La piazza si è riempita, 100, 200 mila persone sono lì a opporre il loro indignarsi, il loro stare insieme, la loro allegria, al silenzio ferrigno delle tv, alle strida del premier e dei suoi famigli. I sorrisi combattono la loro battaglia contro le dentiere del potere.

Eppure è triste che tanta gente sia accorsa e moltissima altra si senta vicina a loro in una battaglia paradossale per un Paese moderno. Per  gridare che la legge è uguale per tutti.

Provo vergogna per il mio Paese, per quelli ometti che si guadagnano pane e companatico con miserabili distinguo e che pretendono pure dignità.
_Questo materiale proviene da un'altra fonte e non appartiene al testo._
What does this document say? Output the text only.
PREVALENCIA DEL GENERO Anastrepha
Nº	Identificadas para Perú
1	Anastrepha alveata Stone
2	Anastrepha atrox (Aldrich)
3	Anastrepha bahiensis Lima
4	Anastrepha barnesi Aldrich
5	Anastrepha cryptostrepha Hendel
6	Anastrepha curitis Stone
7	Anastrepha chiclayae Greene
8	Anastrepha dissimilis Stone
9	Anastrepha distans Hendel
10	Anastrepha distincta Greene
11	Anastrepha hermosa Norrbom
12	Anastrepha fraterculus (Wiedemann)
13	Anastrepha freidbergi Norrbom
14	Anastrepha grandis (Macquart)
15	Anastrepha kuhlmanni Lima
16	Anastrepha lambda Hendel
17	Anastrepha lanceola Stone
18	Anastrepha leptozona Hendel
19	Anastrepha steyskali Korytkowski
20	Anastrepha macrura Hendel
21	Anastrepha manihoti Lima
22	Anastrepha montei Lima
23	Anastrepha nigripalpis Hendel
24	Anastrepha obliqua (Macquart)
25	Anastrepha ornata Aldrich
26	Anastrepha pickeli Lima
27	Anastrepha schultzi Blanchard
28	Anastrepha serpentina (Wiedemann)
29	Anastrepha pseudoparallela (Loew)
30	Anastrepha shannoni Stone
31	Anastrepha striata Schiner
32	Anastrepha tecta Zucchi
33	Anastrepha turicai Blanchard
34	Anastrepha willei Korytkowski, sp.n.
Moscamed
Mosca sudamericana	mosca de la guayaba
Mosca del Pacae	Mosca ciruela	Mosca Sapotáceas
Vergogna per quell’ometto truccato che sta svendendo il Paese alla sua parte peggiore di cui egli è un’incomparabile esempio.

“La legge è uguale per tutti”, l’abc della poltica, le tabelline della democrazia: come è accaduto che si dovesse lottare anche per questo? Purtroppo  so che le colpe sono diffuse, che molti, se non tutti almeno in certi momenti, hanno voluto chiudere gli occhi.

Così  mi sento viola di rabbia, nonostante che per un giorno non debba vedere facce di gomma, di tolla o di bronzo. Nonostante la voglia di ricominciare che si sprigiona da quelle voci nella piazza.